Jansens Koen J A, Brijs Kristof, Stetefeld Jörg, Delcour Jan A, Scanlon Martin G
Laboratory of Food Chemistry and Biochemistry, Leuven Food Science and Nutrition Research Centre (LFoRCe), KU Leuven Kasteelpark Arenberg 20, B-3001 Leuven, Belgium.
Department of Chemistry, University of Manitoba, Winnipeg, Canada R2T 2N2.
ACS Omega. 2017 Aug 17;2(8):4612-4620. doi: 10.1021/acsomega.7b00366. eCollection 2017 Aug 31.
Thermal processing conditions, pH, and salt content affect the formation of egg white ovalbumin amyloid, which was investigated using high-precision measurements of ultrasonic velocity and attenuation. These were related to fluorescence and particle size measurements. Fluorescence changes indicated the formation of amyloid-like aggregates that was enhanced by increasing time-temperature treatments. The ultrasonic velocity of ovalbumin after heating at neutral pH (60 min at 70 or 80 °C) was lower than that of unheated ovalbumin, whereas the attenuation was higher. The decrease in the velocity represents increased compressibility associated with a change in the compactness of the protein, whereas changes in attenuation are due to protein conformational changes. Heating ramp studies revealed transitions at approximately 58 and 73 °C. During heating at a constant temperature, the ultrasonic velocity decreased slowly with increasing heating time, indicating an increase in ovalbumin compressibility.
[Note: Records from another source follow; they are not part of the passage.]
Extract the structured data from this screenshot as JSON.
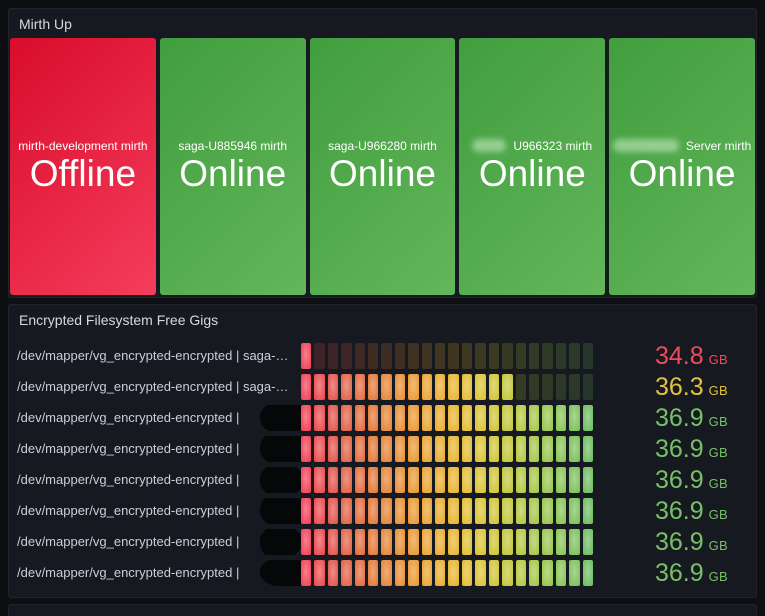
{
  "mirth_panel": {
    "title": "Mirth Up",
    "offline_color_start": "#d90c2b",
    "offline_color_end": "#f53d5c",
    "online_color_start": "#419e3f",
    "online_color_end": "#63b65a",
    "tiles": [
      {
        "label": "mirth-development mirth",
        "value": "Offline",
        "state": "offline",
        "label_redacted_prefix": false
      },
      {
        "label": "saga-U885946 mirth",
        "value": "Online",
        "state": "online",
        "label_redacted_prefix": false
      },
      {
        "label": "saga-U966280 mirth",
        "value": "Online",
        "state": "online",
        "label_redacted_prefix": false
      },
      {
        "label": "U966323 mirth",
        "value": "Online",
        "state": "online",
        "label_redacted_prefix": true
      },
      {
        "label": "Server mirth",
        "value": "Online",
        "state": "online",
        "label_redacted_prefix": true
      }
    ]
  },
  "fs_panel": {
    "title": "Encrypted Filesystem Free Gigs",
    "unit": "GB",
    "gauge": {
      "cells": 22,
      "min_gb": 34.66,
      "max_gb": 36.9,
      "gradient_stops": [
        {
          "pos": 0.0,
          "color": "#f2495c"
        },
        {
          "pos": 0.1,
          "color": "#e25c50"
        },
        {
          "pos": 0.25,
          "color": "#e5813f"
        },
        {
          "pos": 0.45,
          "color": "#ecac39"
        },
        {
          "pos": 0.6,
          "color": "#e2c43a"
        },
        {
          "pos": 0.75,
          "color": "#bcca46"
        },
        {
          "pos": 0.9,
          "color": "#8fc75a"
        },
        {
          "pos": 1.0,
          "color": "#74c066"
        }
      ]
    },
    "rows": [
      {
        "label": "/dev/mapper/vg_encrypted-encrypted | saga-…",
        "value": "34.8",
        "value_gb": 34.8,
        "lit_cells": 1,
        "value_color": "#f2495c",
        "label_redacted": false
      },
      {
        "label": "/dev/mapper/vg_encrypted-encrypted | saga-…",
        "value": "36.3",
        "value_gb": 36.3,
        "lit_cells": 16,
        "value_color": "#e2c13e",
        "label_redacted": false
      },
      {
        "label": "/dev/mapper/vg_encrypted-encrypted | ",
        "value": "36.9",
        "value_gb": 36.9,
        "lit_cells": 22,
        "value_color": "#76c167",
        "label_redacted": true
      },
      {
        "label": "/dev/mapper/vg_encrypted-encrypted | ",
        "value": "36.9",
        "value_gb": 36.9,
        "lit_cells": 22,
        "value_color": "#76c167",
        "label_redacted": true
      },
      {
        "label": "/dev/mapper/vg_encrypted-encrypted | ",
        "value": "36.9",
        "value_gb": 36.9,
        "lit_cells": 22,
        "value_color": "#76c167",
        "label_redacted": true
      },
      {
        "label": "/dev/mapper/vg_encrypted-encrypted | ",
        "value": "36.9",
        "value_gb": 36.9,
        "lit_cells": 22,
        "value_color": "#76c167",
        "label_redacted": true
      },
      {
        "label": "/dev/mapper/vg_encrypted-encrypted | ",
        "value": "36.9",
        "value_gb": 36.9,
        "lit_cells": 22,
        "value_color": "#76c167",
        "label_redacted": true
      },
      {
        "label": "/dev/mapper/vg_encrypted-encrypted | ",
        "value": "36.9",
        "value_gb": 36.9,
        "lit_cells": 22,
        "value_color": "#76c167",
        "label_redacted": true
      }
    ]
  }
}
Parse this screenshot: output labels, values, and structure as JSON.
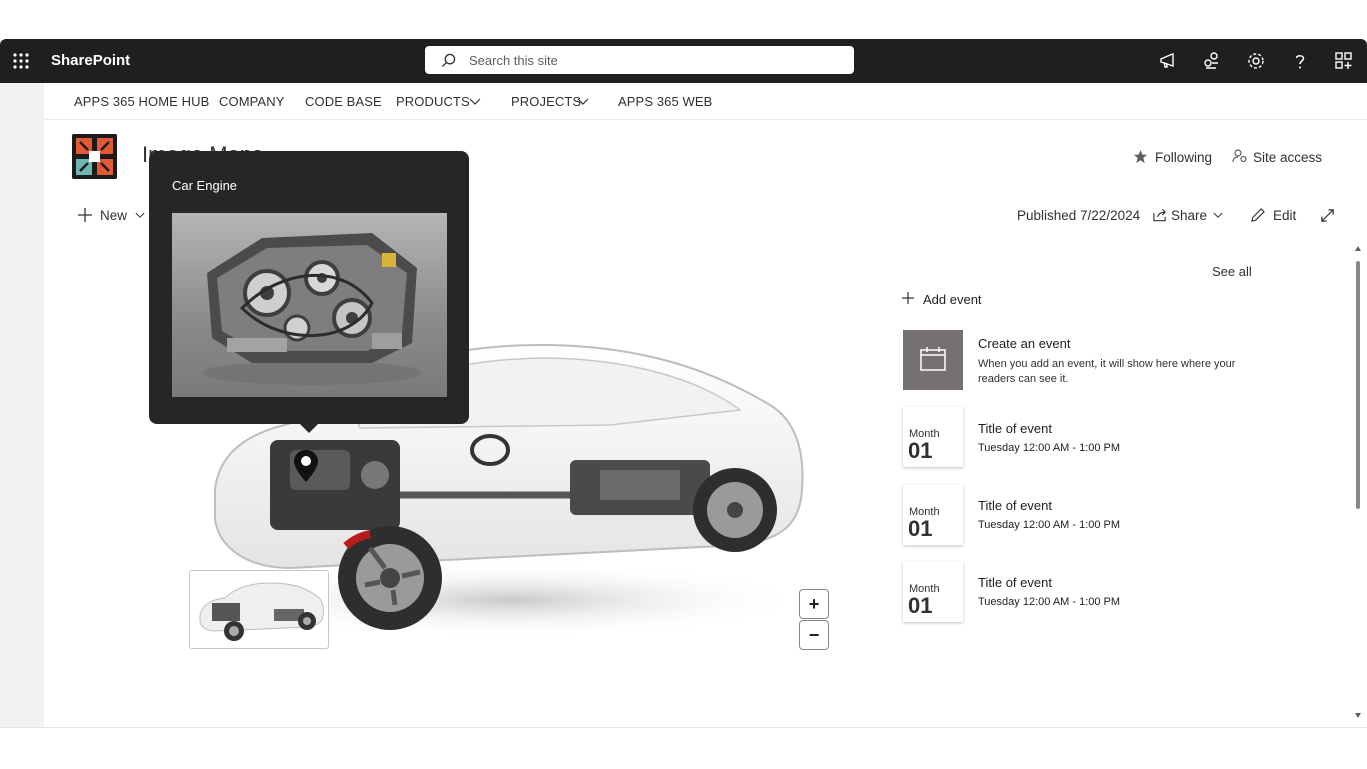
{
  "suite": {
    "brand": "SharePoint",
    "search_placeholder": "Search this site"
  },
  "hub_nav": {
    "items": [
      {
        "label": "APPS 365 HOME HUB"
      },
      {
        "label": "COMPANY"
      },
      {
        "label": "CODE BASE"
      },
      {
        "label": "PRODUCTS"
      },
      {
        "label": "PROJECTS"
      },
      {
        "label": "APPS 365 WEB"
      }
    ]
  },
  "site": {
    "title": "Image Maps",
    "following_label": "Following",
    "site_access_label": "Site access"
  },
  "command_bar": {
    "new_label": "New",
    "published": "Published 7/22/2024",
    "share_label": "Share",
    "edit_label": "Edit"
  },
  "image_map": {
    "popup_title": "Car Engine",
    "zoom_in": "+",
    "zoom_out": "−"
  },
  "events": {
    "see_all": "See all",
    "add_event": "Add event",
    "empty_title": "Create an event",
    "empty_desc_line1": "When you add an event, it will show here where your",
    "empty_desc_line2": "readers can see it.",
    "items": [
      {
        "month": "Month",
        "day": "01",
        "title": "Title of event",
        "time": "Tuesday 12:00 AM - 1:00 PM"
      },
      {
        "month": "Month",
        "day": "01",
        "title": "Title of event",
        "time": "Tuesday 12:00 AM - 1:00 PM"
      },
      {
        "month": "Month",
        "day": "01",
        "title": "Title of event",
        "time": "Tuesday 12:00 AM - 1:00 PM"
      }
    ]
  },
  "colors": {
    "suite_bar": "#1f1f1f",
    "popup_bg": "#262626",
    "calendar_tile": "#767171"
  }
}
It is suggested that the obtained amyloid-like ovalbumin aggregates contain a compact core surrounded by loosely packed protein segments.
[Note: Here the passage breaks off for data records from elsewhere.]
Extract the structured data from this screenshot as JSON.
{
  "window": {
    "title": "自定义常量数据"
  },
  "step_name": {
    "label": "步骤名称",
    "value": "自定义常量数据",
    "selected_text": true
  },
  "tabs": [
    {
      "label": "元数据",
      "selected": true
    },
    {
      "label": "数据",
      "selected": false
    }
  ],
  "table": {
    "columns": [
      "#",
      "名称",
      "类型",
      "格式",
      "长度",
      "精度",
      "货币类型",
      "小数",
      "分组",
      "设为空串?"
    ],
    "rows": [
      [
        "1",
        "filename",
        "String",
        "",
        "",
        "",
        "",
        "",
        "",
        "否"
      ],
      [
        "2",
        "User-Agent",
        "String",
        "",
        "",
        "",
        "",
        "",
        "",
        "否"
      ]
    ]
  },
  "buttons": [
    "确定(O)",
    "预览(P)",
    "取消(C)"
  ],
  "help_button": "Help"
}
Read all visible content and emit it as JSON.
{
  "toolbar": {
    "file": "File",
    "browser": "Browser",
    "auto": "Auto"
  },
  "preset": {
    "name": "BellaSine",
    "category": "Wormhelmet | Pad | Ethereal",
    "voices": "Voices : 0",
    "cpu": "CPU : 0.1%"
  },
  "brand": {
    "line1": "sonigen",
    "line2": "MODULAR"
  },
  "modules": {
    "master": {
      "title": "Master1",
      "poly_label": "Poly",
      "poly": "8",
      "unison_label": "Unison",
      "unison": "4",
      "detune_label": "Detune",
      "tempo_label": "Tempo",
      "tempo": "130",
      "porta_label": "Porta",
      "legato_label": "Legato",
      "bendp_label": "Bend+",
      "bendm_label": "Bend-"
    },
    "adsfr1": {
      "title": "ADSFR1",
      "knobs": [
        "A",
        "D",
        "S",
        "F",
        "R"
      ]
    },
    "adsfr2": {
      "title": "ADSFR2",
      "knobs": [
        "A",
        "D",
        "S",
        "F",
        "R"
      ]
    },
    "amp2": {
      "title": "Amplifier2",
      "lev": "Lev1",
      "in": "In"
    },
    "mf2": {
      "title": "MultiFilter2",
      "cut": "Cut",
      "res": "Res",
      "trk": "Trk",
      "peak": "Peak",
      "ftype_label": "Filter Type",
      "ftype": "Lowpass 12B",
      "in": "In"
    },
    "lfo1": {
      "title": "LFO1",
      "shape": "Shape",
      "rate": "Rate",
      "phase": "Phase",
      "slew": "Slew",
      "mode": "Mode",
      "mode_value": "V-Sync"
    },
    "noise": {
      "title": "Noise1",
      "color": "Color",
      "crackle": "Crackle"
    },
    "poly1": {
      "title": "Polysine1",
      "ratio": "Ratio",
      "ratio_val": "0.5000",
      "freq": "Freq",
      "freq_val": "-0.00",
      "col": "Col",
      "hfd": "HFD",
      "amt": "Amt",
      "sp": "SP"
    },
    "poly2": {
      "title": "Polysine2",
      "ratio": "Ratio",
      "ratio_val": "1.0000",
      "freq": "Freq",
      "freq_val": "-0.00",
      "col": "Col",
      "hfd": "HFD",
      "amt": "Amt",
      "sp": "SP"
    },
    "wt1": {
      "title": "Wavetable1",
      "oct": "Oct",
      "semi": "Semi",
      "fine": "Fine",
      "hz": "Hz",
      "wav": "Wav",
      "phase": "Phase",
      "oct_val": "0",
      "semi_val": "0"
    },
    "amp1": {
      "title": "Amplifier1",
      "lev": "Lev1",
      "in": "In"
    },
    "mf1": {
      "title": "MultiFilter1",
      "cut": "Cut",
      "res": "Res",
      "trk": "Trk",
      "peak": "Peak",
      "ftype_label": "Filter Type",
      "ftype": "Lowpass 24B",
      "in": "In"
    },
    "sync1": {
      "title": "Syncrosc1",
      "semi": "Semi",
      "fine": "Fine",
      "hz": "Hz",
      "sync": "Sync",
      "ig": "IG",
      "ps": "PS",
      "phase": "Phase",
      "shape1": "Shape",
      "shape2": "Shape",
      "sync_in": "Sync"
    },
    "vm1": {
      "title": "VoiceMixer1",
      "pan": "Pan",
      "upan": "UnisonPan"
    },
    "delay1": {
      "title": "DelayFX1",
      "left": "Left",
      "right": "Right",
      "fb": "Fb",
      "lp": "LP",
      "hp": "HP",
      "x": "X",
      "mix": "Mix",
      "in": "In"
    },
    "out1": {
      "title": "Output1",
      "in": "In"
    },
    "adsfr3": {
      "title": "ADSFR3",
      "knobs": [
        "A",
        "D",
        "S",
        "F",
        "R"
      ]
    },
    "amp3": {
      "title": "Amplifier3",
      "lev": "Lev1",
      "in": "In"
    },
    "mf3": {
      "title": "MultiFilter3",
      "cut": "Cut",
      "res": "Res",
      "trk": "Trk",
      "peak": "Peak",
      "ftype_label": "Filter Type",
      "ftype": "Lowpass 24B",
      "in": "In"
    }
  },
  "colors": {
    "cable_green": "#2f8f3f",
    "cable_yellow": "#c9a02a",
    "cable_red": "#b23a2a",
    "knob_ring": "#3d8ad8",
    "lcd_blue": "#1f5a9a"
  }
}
热加工条件、pH值和盐含量会影响蛋清卵清蛋白淀粉样蛋白的形成,对此通过高精度测量超声速度和衰减进行了研究。这些测量结果与荧光和粒径测量相关。荧光变化表明随着时间-温度处理的增加,淀粉样聚集体的形成得到增强。在中性pH条件下加热(70或80℃加热60分钟)后,卵清蛋白的超声速度低于未加热的卵清蛋白,而衰减更高。速度的降低表示与蛋白质紧密程度变化相关的可压缩性增加,而衰减的变化是由于蛋白质构象变化。加热升温研究揭示了在约58℃和73℃时的转变。在恒温加热过程中,超声速度随着加热时间的增加而缓慢降低,表明卵清蛋白的可压缩性增加。有人提出,所获得的淀粉样卵清蛋白聚集体包含一个紧密的核心,周围是松散堆积的蛋白质片段。